Besides looking at just the distribution I thought of using GAMs to
model the peaks while adding covariates of interest such as monsoon ppt,
temperature, etc. This is a bit challenging as my aggregating methods
would probably induce colinearity, though I could cover some
representative taxa that have robust phenometrics.
In LM we model the mean of data as a sum of linear terms (Sum of the linear effects (fixed effects)) \[ y_i = \beta_0 + \sum_j \beta_jx_{ji} + \epsilon_i \] A GAM is a sum of smooth functions or smooths (replace the fixed effects with smooth fxns) \[ y_i = \beta_0 + \sum_j s_j(x_{ji}) + \epsilon_i \\ where, \\ \epsilon_i \sim N(0, \sigma^2) \\ y_i \sim Normal \] Fitting a GAM in R
model <- gam(y ~ s(x2) + te(x3, x4), # formula describing the model
data = my_data_frame, # the data
method = "REML", # or option 'ML', cyclic options are also available.
family = gaussian) # or option something more exotic
s() terms are smooths of one or more variables te() (tensor product) terms are the smooth equivalents of main effects + interactions
splines are functions composed of simpler functions
Simpler functions are basis functions and the set of basis
functions is a basis
When we model using splines, each
basis function b_k has a coefficient Beta_k. So now we’re just
estimating Beta_k for the parameters to make splines.
The resulting
spline is a sum of these weighted basis functions, evaluated at the
values of x. \[
s(x) = \sum_{k=1}^K \beta_kb_k(x)
\] So, our resulting spline s(x) is going to be the sum of: our
basis function b_k(x) evaluated at the values of our covariates and
weighted by the estimated coefficient.
Said another way: by changing the weights on the basis functions (which also just means scaling the basis functions), and then add up the value of all of those basis functions at each value of x -> build a spline.

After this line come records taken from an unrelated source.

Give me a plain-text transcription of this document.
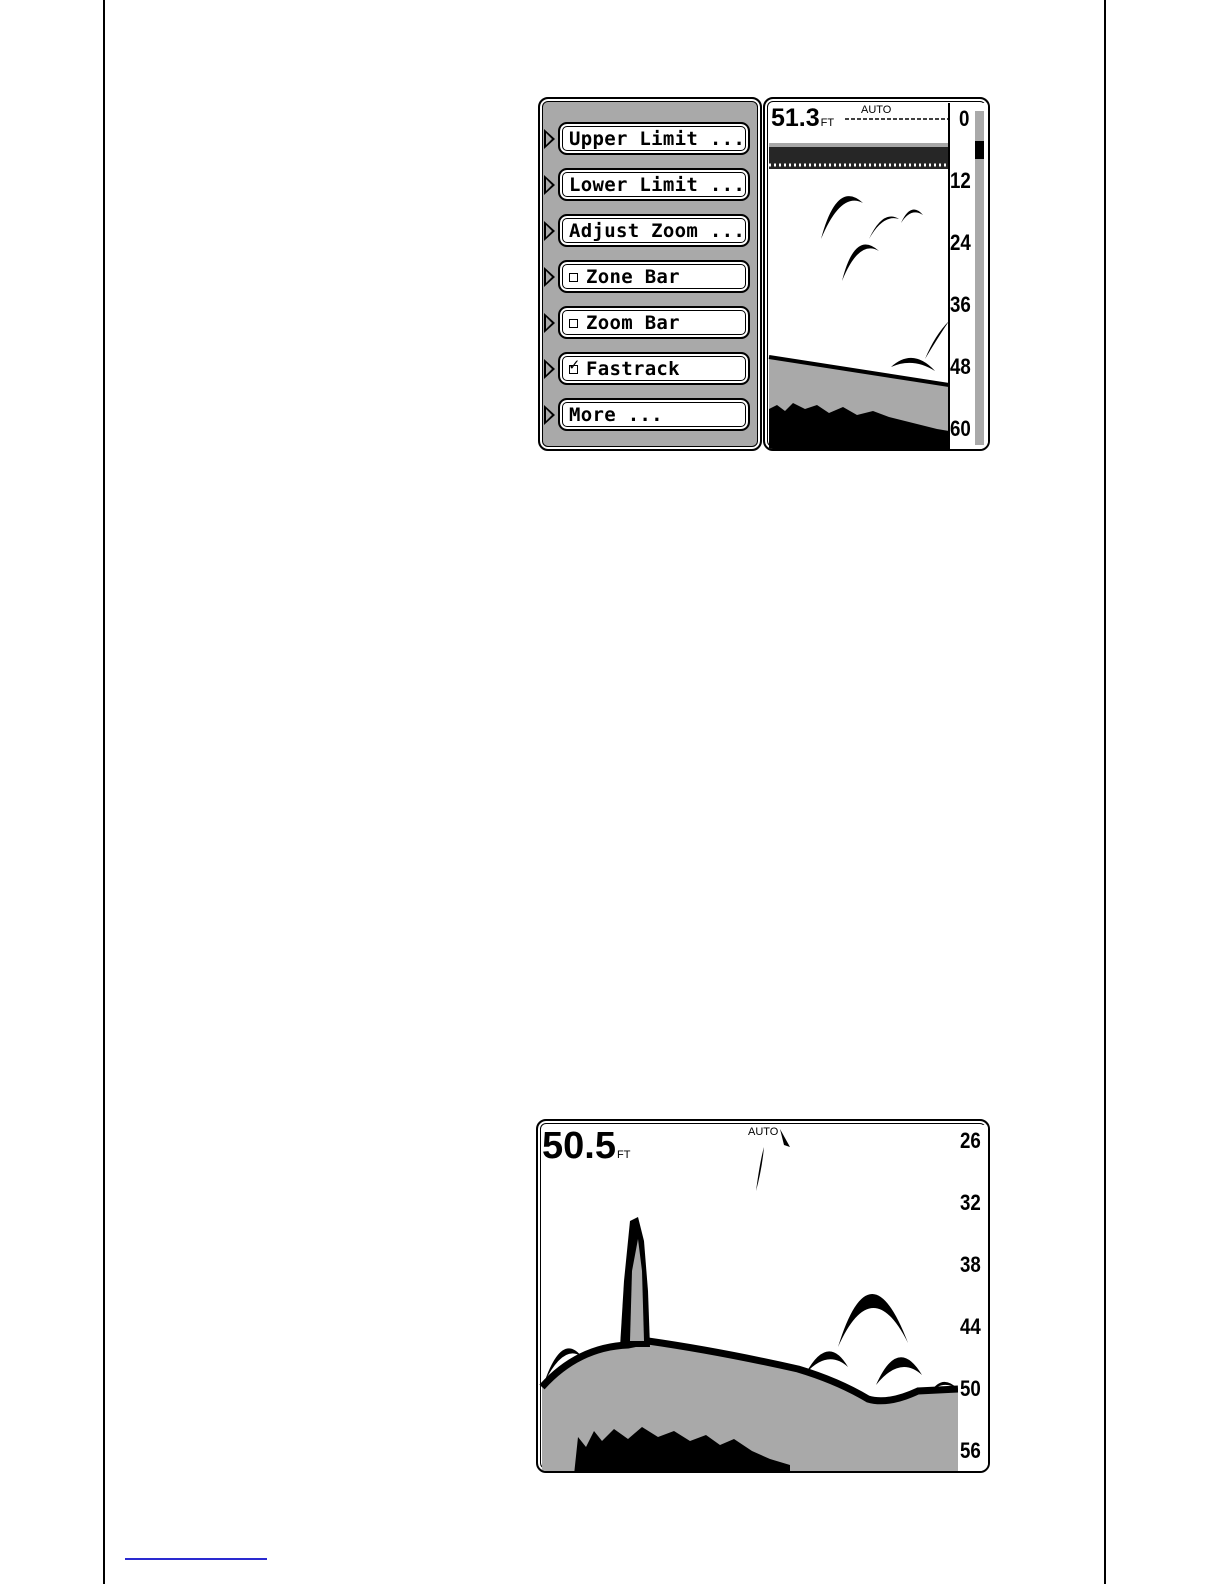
Upper Limit ...
Lower Limit ...
Adjust Zoom ...
Zone Bar
Zoom Bar
✓ Fastrack
More ...
51.3FT
AUTO	0
12
24
36
48
60
50.5FT
AUTO	26
32
38
44
50
56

We can measure the complexity of our model to assess this using the integrated squared second derivative of the function (W is wiggliness)…So really this just means we’re penalizing the wiggliness. \[ \int_R [f'']^2dx = \beta^TS\beta = W \]
Example of a GAM (From Gavin Simpson’s Webinar)
# load libraries
library("curl")
library('here')
library('mgcv')
library('gratia')
library('ggplot2')
library('purrr')
library('mvnfast')
library("tibble")
library('gganimate')
library('tidyr')
library("knitr")
library("viridis")
library('readr')
library('dplyr')
library('gganimate')
library('readr')
library('dplyr')
## Load Data
tmpf <- tempfile()
curl_download("https://www.metoffice.gov.uk/hadobs/hadcrut4/data/current/time_series/HadCRUT.4.6.0.0.annual_nh.txt", tmpf)

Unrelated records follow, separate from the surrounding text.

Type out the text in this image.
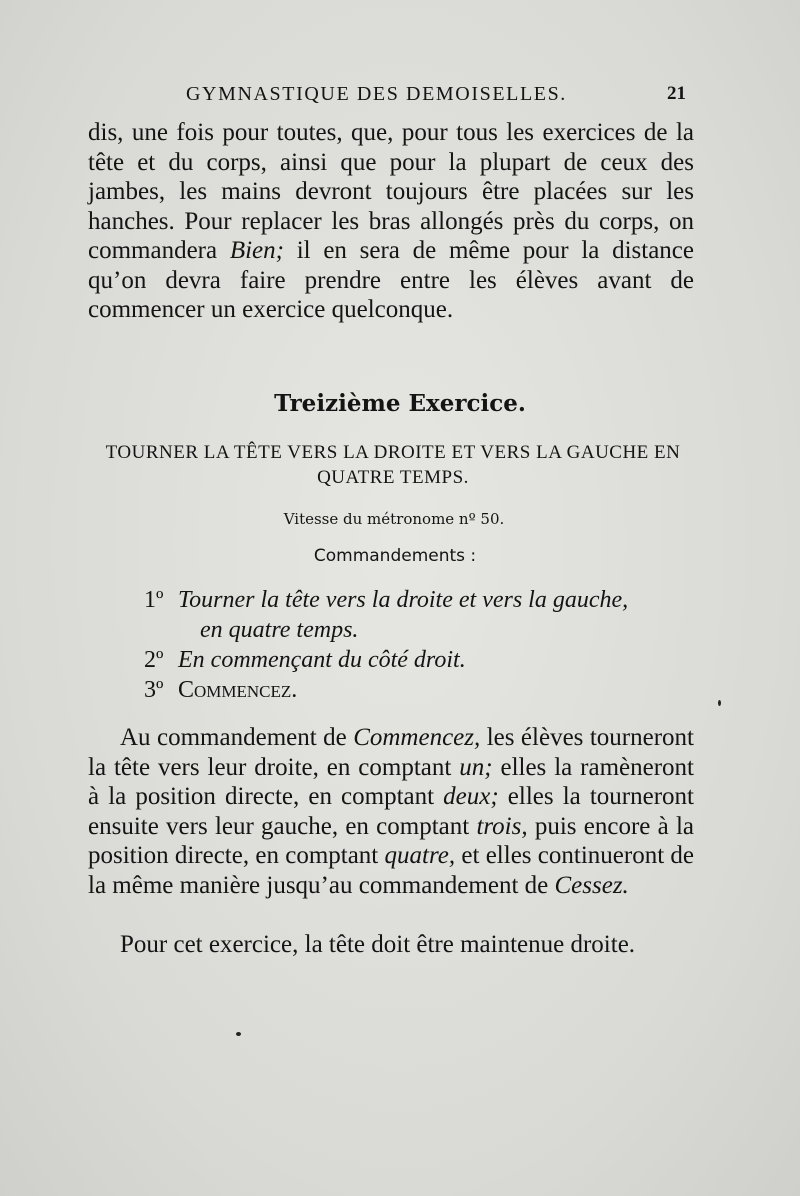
GYMNASTIQUE DES DEMOISELLES.	21

dis, une fois pour toutes, que, pour tous les exercices de la tête et du corps, ainsi que pour la plupart de ceux des jambes, les mains devront toujours être placées sur les hanches. Pour replacer les bras allongés près du corps, on commandera Bien; il en sera de même pour la distance qu’on devra faire prendre entre les élèves avant de commencer un exercice quelconque.

Treizième Exercice.
TOURNER LA TÊTE VERS LA DROITE ET VERS LA GAUCHE EN QUATRE TEMPS.
Vitesse du métronome nº 50.
Commandements :
1º Tourner la tête vers la droite et vers la gauche,
en quatre temps.
2º En commençant du côté droit.
3º Commencez.

Au commandement de Commencez, les élèves tourneront la tête vers leur droite, en comptant un; elles la ramèneront à la position directe, en comptant deux; elles la tourneront ensuite vers leur gauche, en comptant trois, puis encore à la position directe, en comptant quatre, et elles continueront de la même manière jusqu’au commandement de Cessez.

Pour cet exercice, la tête doit être maintenue droite.
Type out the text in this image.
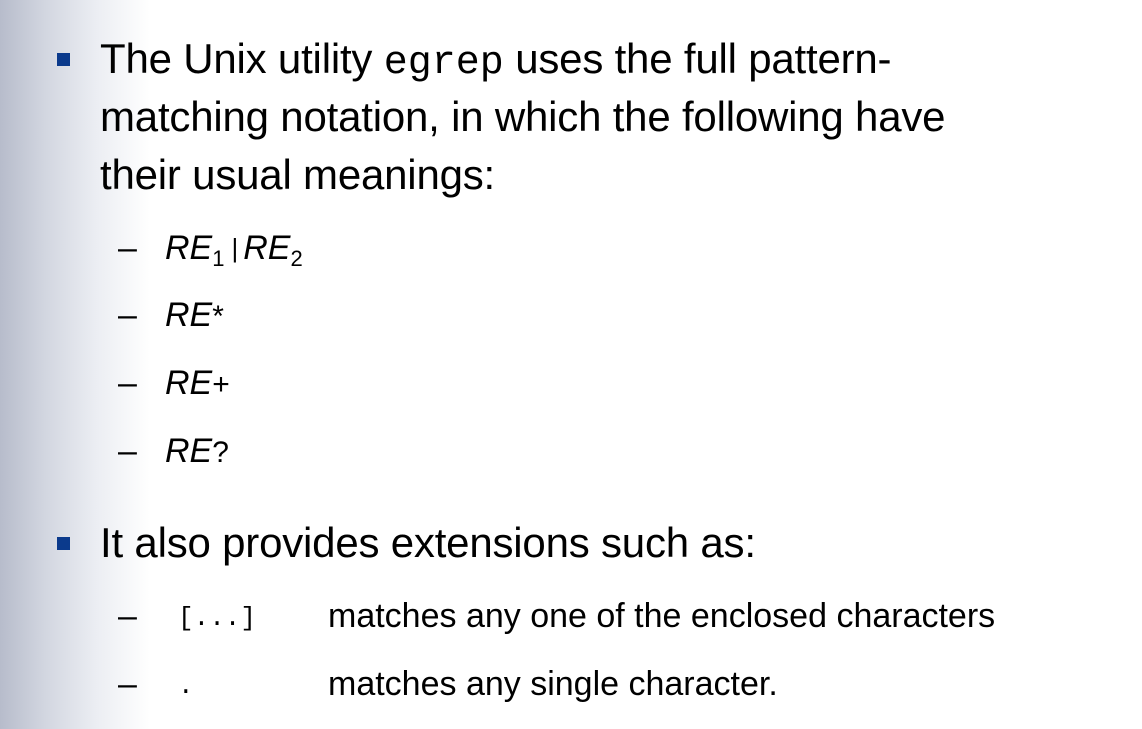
The Unix utility egrep uses the full pattern-
matching notation, in which the following have
their usual meanings:
– $RE_1$ | $RE_2$
– RE*
– RE+
– RE?
It also provides extensions such as:
– [...] matches any one of the enclosed characters
– .	matches any single character.
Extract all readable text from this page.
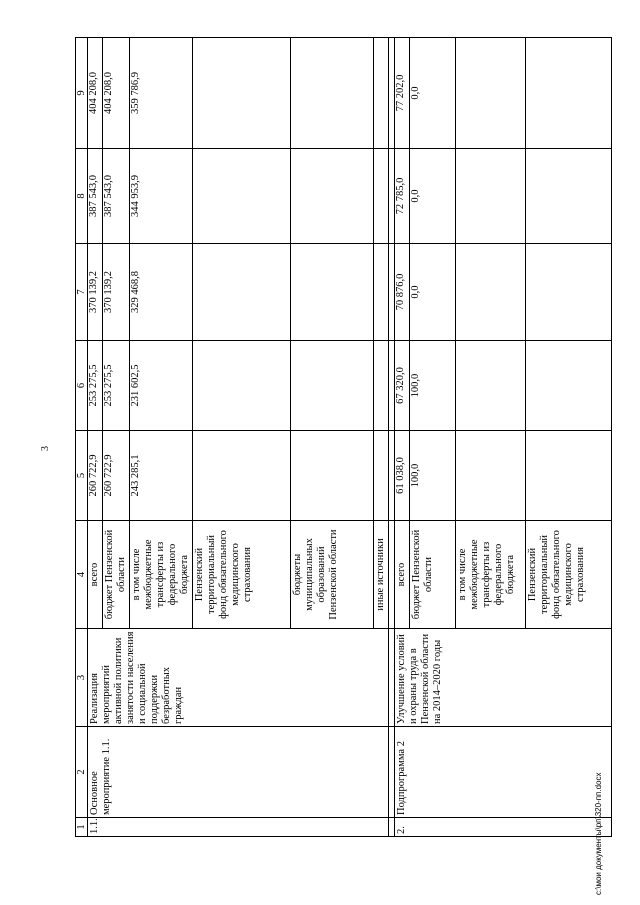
3
1	2	3	4	5	6	7	8	9
1.1.	Основное мероприятие 1.1.	Реализация мероприятий активной политики занятости населения и социальной поддержки безработных граждан	всего	260 722,9	253 275,5	370 139,2	387 543,0	404 208,0
			бюджет Пензенской области	260 722,9	253 275,5	370 139,2	387 543,0	404 208,0
			в том числе межбюджетные трансферты из федерального бюджета	243 285,1	231 602,5	329 468,8	344 953,9	359 786,9
			Пензенский территориальный фонд обязательного медицинского страхования					
			бюджеты муниципальных образований Пензенской области					
			иные источники					

2.	Подпрограмма 2	Улучшение условий и охраны труда в Пензенской области на 2014–2020 годы	всего	61 038,0	67 320,0	70 876,0	72 785,0	77 202,0
			бюджет Пензенской области	100,0	100,0	0,0	0,0	0,0
			в том числе межбюджетные трансферты из федерального бюджета					
			Пензенский территориальный фонд обязательного медицинского страхования					
c:\мои документы\рп\320-пп.docx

gtemp <- read.table(tmpf, colClasses = rep("numeric", 12))[, 1:2] # only want some of the variables
names(gtemp) <- c("Year", "Temperature")
gtemp <- as_tibble(gtemp)
## Plot
gtemp_plt <- ggplot(gtemp, aes(x = Year, y = Temperature)) +
geom_line() +
geom_point() +
labs(x = 'Year', y = expression(Temeprature ~ degree*C))
gtemp_plt
p <- c(1,3,8,15)
N <- 300
newd <- with(gtemp, data.frame(Year = seq(min(Year), max(Year), length = N)))

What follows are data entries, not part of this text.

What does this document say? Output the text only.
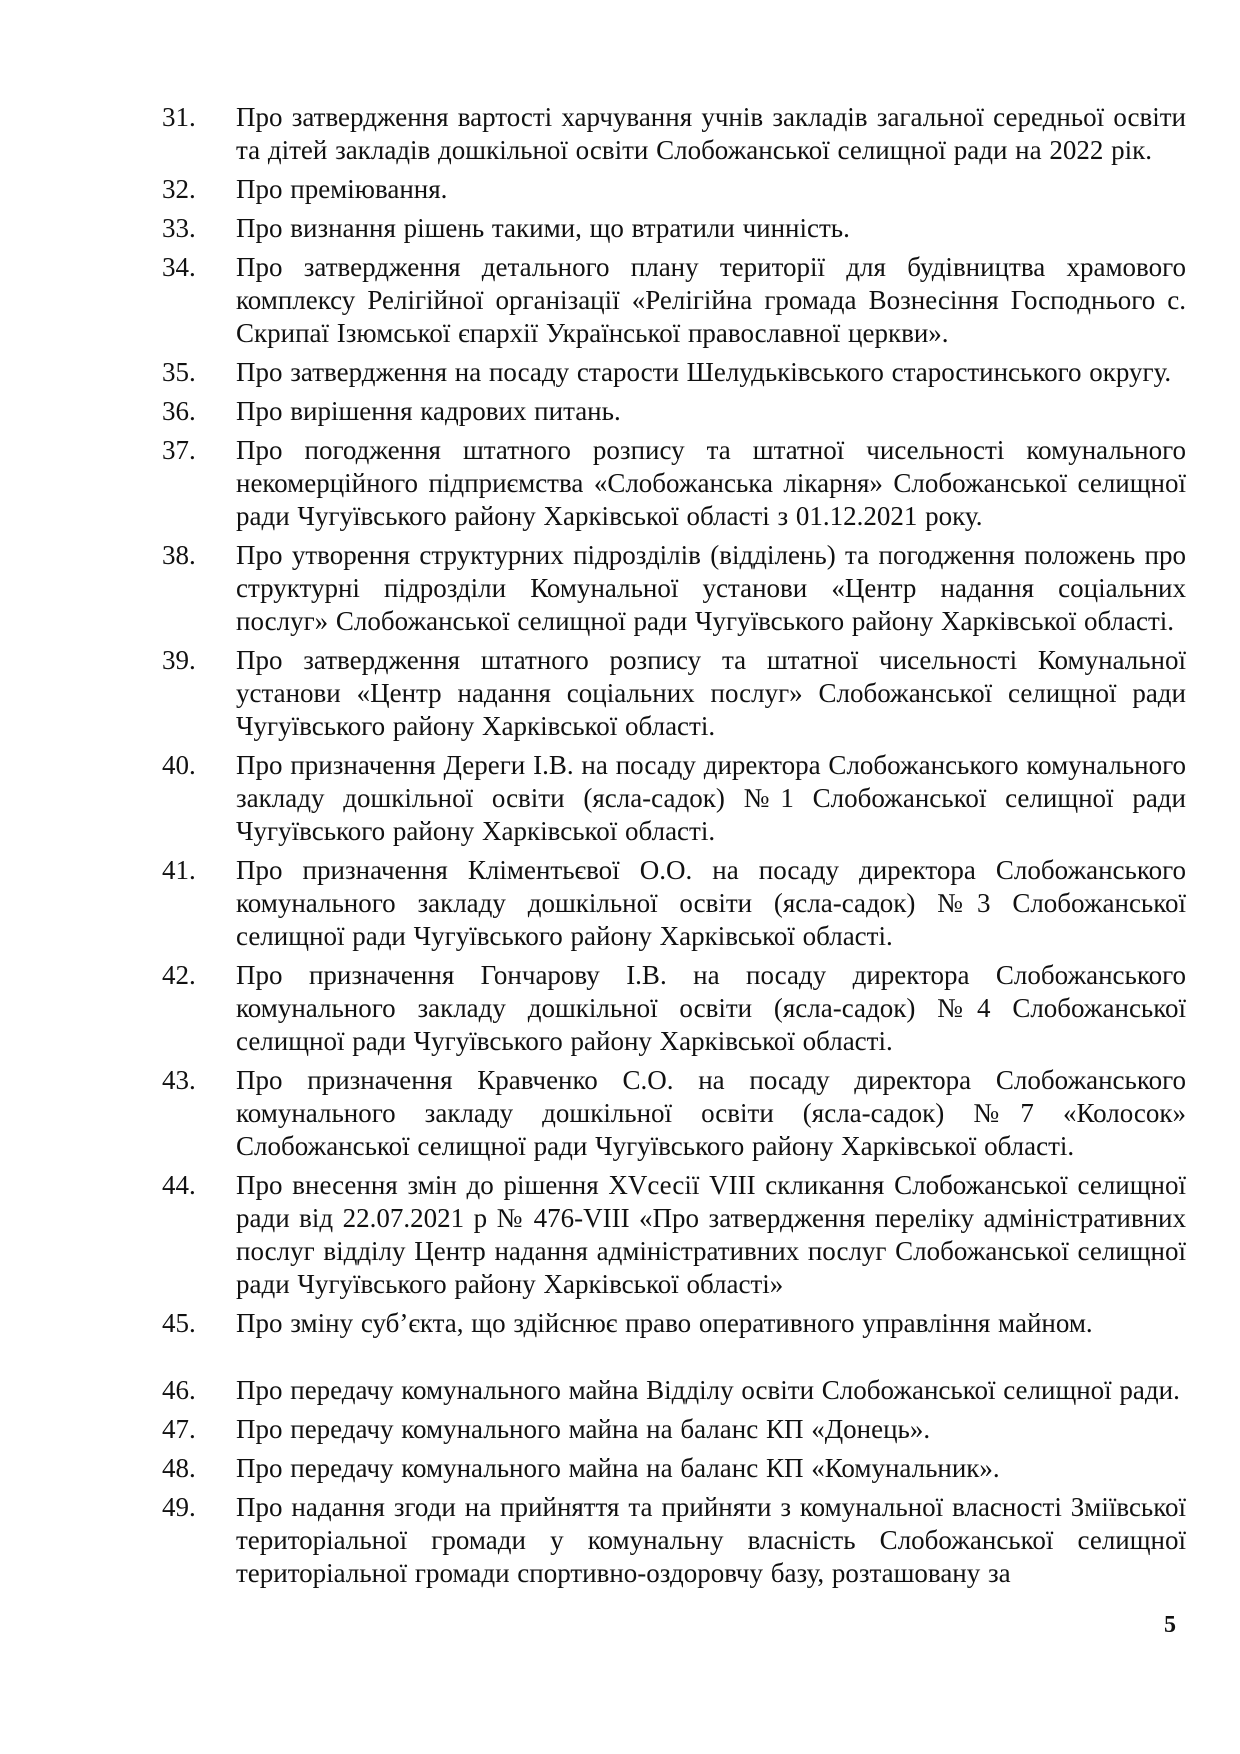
31.	Про затвердження вартості харчування учнів закладів загальної середньої освіти та дітей закладів дошкільної освіти Слобожанської селищної ради на 2022 рік.
32.	Про преміювання.
33.	Про визнання рішень такими, що втратили чинність.
34.	Про затвердження детального плану території для будівництва храмового комплексу Релігійної організації «Релігійна громада Вознесіння Господнього с. Скрипаї Ізюмської єпархії Української православної церкви».
35.	Про затвердження на посаду старости Шелудьківського старостинського округу.
36.	Про вирішення кадрових питань.
37.	Про погодження штатного розпису та штатної чисельності комунального некомерційного підприємства «Слобожанська лікарня» Слобожанської селищної ради Чугуївського району Харківської області з 01.12.2021 року.
38.	Про утворення структурних підрозділів (відділень) та погодження положень про структурні підрозділи Комунальної установи «Центр надання соціальних послуг» Слобожанської селищної ради Чугуївського району Харківської області.
39.	Про затвердження штатного розпису та штатної чисельності Комунальної установи «Центр надання соціальних послуг» Слобожанської селищної ради Чугуївського району Харківської області.
40.	Про призначення Дереги І.В. на посаду директора Слобожанського комунального закладу дошкільної освіти (ясла-садок) №1 Слобожанської селищної ради Чугуївського району Харківської області.
41.	Про призначення Кліментьєвої О.О. на посаду директора Слобожанського комунального закладу дошкільної освіти (ясла-садок) №3 Слобожанської селищної ради Чугуївського району Харківської області.
42.	Про призначення Гончарову І.В. на посаду директора Слобожанського комунального закладу дошкільної освіти (ясла-садок) №4 Слобожанської селищної ради Чугуївського району Харківської області.
43.	Про призначення Кравченко С.О. на посаду директора Слобожанського комунального закладу дошкільної освіти (ясла-садок) №7 «Колосок» Слобожанської селищної ради Чугуївського району Харківської області.
44.	Про внесення змін до рішення XVсесії VIII скликання Слобожанської селищної ради від 22.07.2021 р № 476-VIII «Про затвердження переліку адміністративних послуг відділу Центр надання адміністративних послуг Слобожанської селищної ради Чугуївського району Харківської області»
45.	Про зміну суб’єкта, що здійснює право оперативного управління майном.
46.	Про передачу комунального майна Відділу освіти Слобожанської селищної ради.
47.	Про передачу комунального майна на баланс КП «Донець».
48.	Про передачу комунального майна на баланс КП «Комунальник».
49.	Про надання згоди на прийняття та прийняти з комунальної власності Зміївської територіальної громади у комунальну власність Слобожанської селищної територіальної громади спортивно-оздоровчу базу, розташовану за
5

polyFun <- function(i, data = data) {
lm(Temperature ~ poly(Year, degree = i), data = data)
}
mods <- lapply(p, polyFun, data = gtemp)
pred <- vapply(mods, predict, numeric(N), newdata = newd)
colnames(pred) <- p
newd <- cbind(newd, pred)
polyDat <- gather(newd, Degree, Fitted, - Year)
polyDat <- mutate(polyDat, Degree = ordered(Degree, levels = p))
gtemp_plt + geom_line(data = polyDat, mapping = aes(x = Year, y = Fitted, colour = Degree),
size = 1.5, alpha = 0.9) +
scale_color_brewer(name = "Degree", palette = "PuOr") +
theme(legend.position = "right")
## Load Data
tmpf <- tempfile()
curl_download("https://www.metoffice.gov.uk/hadobs/hadcrut4/data/current/time_series/HadCRUT.4.6.0.0.annual_nh.txt", tmpf)
gtemp <- read.table(tmpf, colClasses = rep("numeric", 12))[, 1:2] # only want some of the variables
names(gtemp) <- c("Year", "Temperature")
gtemp <- as_tibble(gtemp)
m <- gam(Temperature ~ s(Year), data = gtemp, method = 'REML')
summary(m)
##
## Family: gaussian
## Link function: identity
##
## Formula:
## Temperature ~ s(Year)
##
## Parametric coefficients:
## Estimate Std. Error t value Pr(>|t|)
## (Intercept) -0.020477 0.009731 -2.104 0.0369 *
## ---
## Signif. codes: 0 '***' 0.001 '**' 0.01 '*' 0.05 '.' 0.1 ' ' 1
##
## Approximate significance of smooth terms:
## edf Ref.df F p-value
## s(Year) 7.837 8.65 145.1 <2e-16 ***
## ---
## Signif. codes: 0 '***' 0.001 '**' 0.01 '*' 0.05 '.' 0.1 ' ' 1
##
## R-sq.(adj) = 0.88 Deviance explained = 88.6%
## -REML = -91.237 Scale est. = 0.016287 n = 172
N <- 300
newd <- as_tibble(with(gtemp, data.frame(Year = seq(min(Year), max(Year), length = N))))
pred <- as_tibble(as.data.frame(predict(m, newdata = newd, se.fit = TRUE,
unconditional = TRUE)))
pred <- bind_cols(newd, pred) %>%
mutate(upr = fit + 2 * se.fit, lwr = fit - 2*se.fit)
ggplot(gtemp, aes(x = Year, y = Temperature)) +
geom_point() +
geom_ribbon(data = pred,
mapping = aes(ymin = lwr, ymax = upr, x = Year), alpha = 0.4, inherit.aes = FALSE,
fill = "#fdb338") +
geom_line(data = pred,
mapping = aes(y = fit, x = Year), inherit.aes = FALSE, size = 1, colour = "#025196") +
labs(x = 'Year', y = expression(Temeprature ~ degree*C))